Discussion. Under F.R.Bankr.P. 4007(c), the deadline for filing a complaint objecting to the dischargeability of a particular debt under §§ 523(a)(2),(4), (6), or (15) is "no later than sixty days after the first date set for the meeting of creditors under § 341(a)." In this Circuit, this deadline is akin to a statute of limitations and must be strictly enforced unless a timely extension is obtained under Rule 4007(c). KBHS Broadcasting Co. v. Sanders (In re Bozeman), 226 B.R. 627, 630 (B.A.P. 8th Cir. 1998); In re Walgamuth, 144 B.R. 465, 467-68 (Bankr. D.S.D. 1992) (citing several cases therein). The deadline can be extended only through the procedure established in Rule 4007(c). Fed.R.Bankr.P. 9006(b)(3).

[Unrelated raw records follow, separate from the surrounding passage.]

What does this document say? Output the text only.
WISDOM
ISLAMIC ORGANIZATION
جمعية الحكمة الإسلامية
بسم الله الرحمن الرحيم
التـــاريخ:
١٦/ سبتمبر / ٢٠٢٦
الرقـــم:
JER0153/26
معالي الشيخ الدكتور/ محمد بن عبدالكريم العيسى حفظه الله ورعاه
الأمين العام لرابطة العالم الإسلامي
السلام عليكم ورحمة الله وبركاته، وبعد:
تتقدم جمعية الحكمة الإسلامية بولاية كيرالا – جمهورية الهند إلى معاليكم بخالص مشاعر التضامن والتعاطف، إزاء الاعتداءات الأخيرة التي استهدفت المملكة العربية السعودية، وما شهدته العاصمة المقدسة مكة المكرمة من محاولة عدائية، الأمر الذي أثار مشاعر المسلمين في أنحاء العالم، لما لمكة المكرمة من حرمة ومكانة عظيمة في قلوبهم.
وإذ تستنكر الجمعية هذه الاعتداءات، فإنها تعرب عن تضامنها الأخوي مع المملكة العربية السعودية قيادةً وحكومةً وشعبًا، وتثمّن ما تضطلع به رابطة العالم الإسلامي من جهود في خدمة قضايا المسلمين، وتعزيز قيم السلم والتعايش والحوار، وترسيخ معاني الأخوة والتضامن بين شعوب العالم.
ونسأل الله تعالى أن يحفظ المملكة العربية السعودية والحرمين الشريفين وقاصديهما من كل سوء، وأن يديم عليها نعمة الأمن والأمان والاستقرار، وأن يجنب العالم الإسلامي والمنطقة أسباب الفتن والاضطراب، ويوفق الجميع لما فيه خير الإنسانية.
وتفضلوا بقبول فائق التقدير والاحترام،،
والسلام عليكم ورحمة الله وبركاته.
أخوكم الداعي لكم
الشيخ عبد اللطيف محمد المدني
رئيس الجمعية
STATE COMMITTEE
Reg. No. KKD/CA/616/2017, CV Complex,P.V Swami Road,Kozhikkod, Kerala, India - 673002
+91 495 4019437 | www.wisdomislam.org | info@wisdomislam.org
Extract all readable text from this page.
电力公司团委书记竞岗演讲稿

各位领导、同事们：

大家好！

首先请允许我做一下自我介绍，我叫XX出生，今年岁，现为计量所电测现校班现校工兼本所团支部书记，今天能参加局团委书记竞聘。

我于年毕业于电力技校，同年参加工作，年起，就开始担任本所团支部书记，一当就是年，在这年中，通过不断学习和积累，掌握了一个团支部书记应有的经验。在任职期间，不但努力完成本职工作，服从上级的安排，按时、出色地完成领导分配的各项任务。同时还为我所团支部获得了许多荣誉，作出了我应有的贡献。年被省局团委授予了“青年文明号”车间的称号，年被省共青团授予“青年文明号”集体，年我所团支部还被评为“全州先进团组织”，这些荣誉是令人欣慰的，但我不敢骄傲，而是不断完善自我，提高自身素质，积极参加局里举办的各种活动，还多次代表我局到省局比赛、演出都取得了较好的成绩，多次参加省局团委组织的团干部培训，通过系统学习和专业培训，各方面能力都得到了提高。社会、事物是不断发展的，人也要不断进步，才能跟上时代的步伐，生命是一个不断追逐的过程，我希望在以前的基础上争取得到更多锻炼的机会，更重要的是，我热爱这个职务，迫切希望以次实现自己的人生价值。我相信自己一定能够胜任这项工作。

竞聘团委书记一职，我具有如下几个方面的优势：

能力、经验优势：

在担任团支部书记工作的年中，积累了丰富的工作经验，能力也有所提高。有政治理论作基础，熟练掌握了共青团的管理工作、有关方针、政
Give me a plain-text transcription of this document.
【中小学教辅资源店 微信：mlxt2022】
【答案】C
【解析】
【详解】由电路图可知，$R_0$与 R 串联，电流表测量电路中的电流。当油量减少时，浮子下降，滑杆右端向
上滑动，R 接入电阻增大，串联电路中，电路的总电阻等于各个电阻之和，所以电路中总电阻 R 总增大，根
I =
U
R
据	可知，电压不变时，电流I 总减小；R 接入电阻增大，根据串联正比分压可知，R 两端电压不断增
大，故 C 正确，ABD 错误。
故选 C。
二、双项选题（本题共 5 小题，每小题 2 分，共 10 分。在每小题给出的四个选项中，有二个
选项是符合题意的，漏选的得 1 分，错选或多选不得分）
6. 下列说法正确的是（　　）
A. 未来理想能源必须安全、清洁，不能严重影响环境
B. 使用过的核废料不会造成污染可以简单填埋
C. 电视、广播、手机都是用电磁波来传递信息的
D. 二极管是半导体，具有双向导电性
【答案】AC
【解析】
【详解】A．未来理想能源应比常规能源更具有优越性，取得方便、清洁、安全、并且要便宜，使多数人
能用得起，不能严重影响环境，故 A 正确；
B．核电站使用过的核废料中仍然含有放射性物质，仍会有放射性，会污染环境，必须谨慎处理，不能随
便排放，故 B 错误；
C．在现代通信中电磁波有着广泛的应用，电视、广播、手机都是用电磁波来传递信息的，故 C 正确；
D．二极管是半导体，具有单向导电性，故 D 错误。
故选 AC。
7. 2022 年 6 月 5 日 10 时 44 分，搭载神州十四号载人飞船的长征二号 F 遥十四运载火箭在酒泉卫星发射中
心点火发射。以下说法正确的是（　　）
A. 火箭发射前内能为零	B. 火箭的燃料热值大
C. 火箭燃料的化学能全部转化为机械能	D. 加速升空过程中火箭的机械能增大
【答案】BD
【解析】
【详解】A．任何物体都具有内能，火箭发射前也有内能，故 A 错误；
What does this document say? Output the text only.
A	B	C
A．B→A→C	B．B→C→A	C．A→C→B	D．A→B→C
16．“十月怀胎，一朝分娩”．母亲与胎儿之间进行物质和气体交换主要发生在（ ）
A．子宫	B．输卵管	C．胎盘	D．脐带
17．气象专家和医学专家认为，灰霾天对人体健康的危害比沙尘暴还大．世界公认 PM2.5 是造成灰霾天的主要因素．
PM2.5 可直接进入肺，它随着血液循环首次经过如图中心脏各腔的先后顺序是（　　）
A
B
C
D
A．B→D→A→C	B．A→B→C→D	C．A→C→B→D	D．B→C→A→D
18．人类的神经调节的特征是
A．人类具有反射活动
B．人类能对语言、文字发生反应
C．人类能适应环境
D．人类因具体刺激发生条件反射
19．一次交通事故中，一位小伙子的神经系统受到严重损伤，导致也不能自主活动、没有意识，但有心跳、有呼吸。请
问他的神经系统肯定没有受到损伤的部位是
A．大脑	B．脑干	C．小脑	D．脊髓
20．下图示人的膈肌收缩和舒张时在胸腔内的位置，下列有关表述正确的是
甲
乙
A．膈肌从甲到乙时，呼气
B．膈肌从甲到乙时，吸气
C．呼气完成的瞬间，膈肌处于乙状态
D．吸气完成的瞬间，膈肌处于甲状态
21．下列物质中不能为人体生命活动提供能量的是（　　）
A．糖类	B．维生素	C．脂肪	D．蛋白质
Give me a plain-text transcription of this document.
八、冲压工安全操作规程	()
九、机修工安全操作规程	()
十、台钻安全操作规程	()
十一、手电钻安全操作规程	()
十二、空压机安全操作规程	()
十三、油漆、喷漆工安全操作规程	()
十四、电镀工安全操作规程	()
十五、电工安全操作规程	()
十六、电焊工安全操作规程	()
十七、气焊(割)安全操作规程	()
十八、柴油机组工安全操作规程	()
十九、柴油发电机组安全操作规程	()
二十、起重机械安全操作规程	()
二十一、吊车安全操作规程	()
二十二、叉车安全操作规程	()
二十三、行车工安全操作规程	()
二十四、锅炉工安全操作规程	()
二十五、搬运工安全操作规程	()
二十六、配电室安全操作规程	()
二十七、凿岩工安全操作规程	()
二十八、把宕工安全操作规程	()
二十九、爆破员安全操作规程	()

In this bankruptcy case, the deadline to file a complaint under § 523(a)(2), (4), (6), or (15) was November 3, 1998. Michael Havlovic did not timely seek an extension of that deadline and he did not file his counterclaim under § 523(a)(15) before that deadline. Thus, his counterclaim must be dismissed. Further, since Michael Havlovic has conceded that the subject debts are not excepted from discharge under § 523(a)(5), judgment must be entered for Debtor in this adversary.

The Court brings to the parties' attention one caveat. The acts of which Michael Havlovic complains - - Debtor's sale of the home for less than fair market value and her deal with the Universal Assurors that left a balance due on the note - - occurred post-petition. If those actions created a new, post-petition cause of action, then it is possible that this new cause of action was not discharged. To prevail, Michael Havlovic would have to identify that post-petition cause of action and its source in law. He would also have to demonstrate how that post-petition cause of action was not a contingent claim subsumed by Debtor's pre-petition hold-harmless obligation that has been discharged. This adversary complaint under § 523(a)(5) and counterclaim under § 523(a)(15) do not address these issues and the Court gives no opinion on them.

Attorney Cummings shall prepare an appropriate judgment in compliance with this letter decision and order.